В разгар судорожных приготовлений к занятиям меня вызывали в университет по вопросам, не относящимся к семинарам и книгам. Почти каждую неделю, а бывало, и каждый день у нас проводились демонстрации или собрания, и нас тянуло к ним, как магнитом, хотели мы этого или нет.
Одно воспоминание подкрадывается беспричинно и предательски, дразняще витая в памяти. С чашкой кофе в одной руке и блокнотом и ручкой в другой я стояла, готовясь выйти на балкон и там поработать над программой занятий. Зазвонил телефон. Я услышала взволнованный тревожный голос подруги. Она спрашивала, слышала ли я, что умер аятолла Талегани, очень популярный и противоречивый священнослужитель, один из ключевых фигур Исламской революции. Он был относительно молодым радикалом, и уже ходили слухи, что его убили. Организовали траурное шествие, начинавшееся от Тегеранского университета.
Не помню, сколько времени прошло от звонка до моего приезда ко входу в университет – наверно, около часа. На подъезде была пробка. Мы с Биджаном вышли из такси в районе университета и пошли пешком. По какой-то причине через некоторое время, словно подталкиваемые невидимой силой, мы перешли на бег. Огромная толпа скорбящих заблокировала улицы, ведущие к университету. Рассказывали, что между муджахидинами[29] – религиозными радикалами, объявившими себя духовными и политическими наследниками Талегани, – и сторонниками «партии Аллаха», Хезболлы, состоящей из фанатиков и членов «комитетов бдительности», вознамерившихся установить на Земле закон Божий, разразилась драка. Дрались за честь нести тело Талегани. Многие плакали, били себя в грудь и по голове и кричали: «Сегодня день скорби! Сегодня Талегани отправился в рай».
В течение последующих двух десятилетий подобные возгласы звучали еще не раз, свидетельствуя о том, что смерть следовала за отцами революции по пятам. На похоронах Талегани я впервые испытала отчаянное, оргиастическое удовольствие от данной разновидности публичной скорби: похоронные шествия были редкой возможностью открыто толкаться, касаться друг друга, делиться эмоциями, не сдерживаясь и не чувствуя вину. Воздух был пропитан диким, почти сексуальным возбуждением. Позже, увидев лозунг Хомейни, гласивший, что Исламская республика зиждется на похоронных церемониях, я готова была подтвердить, что это правда.

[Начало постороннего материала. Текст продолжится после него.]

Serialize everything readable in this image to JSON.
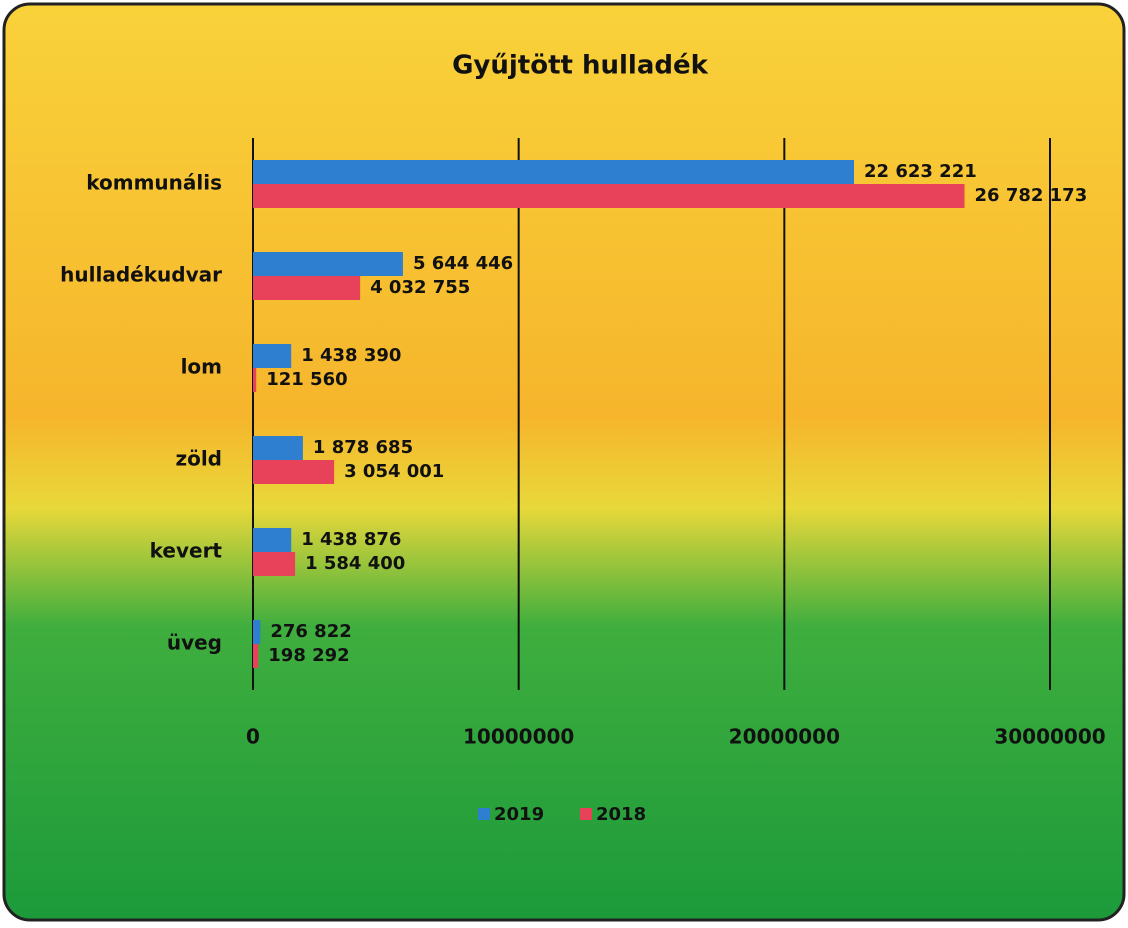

В тот день мне встретилось много людей, которые появлялись и исчезали, как персонажи мультфильма. Там ли я увидела Фариде? Она принадлежала к крайне радикальной левой группировке – нас познакомил брат, знакомый с ее товарищами, он думал, она поможет мне освоиться в Тегеране. Она мелькнула перед моими глазами на долю секунды, как всегда, занятая делом, готовая атаковать кого-то или что-то; я увидела ее и тут же потеряла из виду.
Я стояла в центре водоворота, стараясь высмотреть знакомое лицо. На демонстрациях я всегда теряла тех, кто со мной пришел, и вот сейчас потеряла мужа и стала его искать. Толпа напирала. Эхо голосов, казалось, лилось из всех динамиков. Плакаты с изображением Талегани, как грибы, вырастали повсюду: они были на стенах, дверях, в витринах книжных магазинов, даже на деревьях. Широкая улица перед университетом сужалась и расширялась, подстраиваясь под наши движения, и я долго шла, тупо раскачиваясь в ритме толпы. Потом остановилась у дерева, стала бить в него кулаками и плакать, плакать так горько, будто умер мой самый близкий человек и я осталась совсем одна в большом и страшном мире.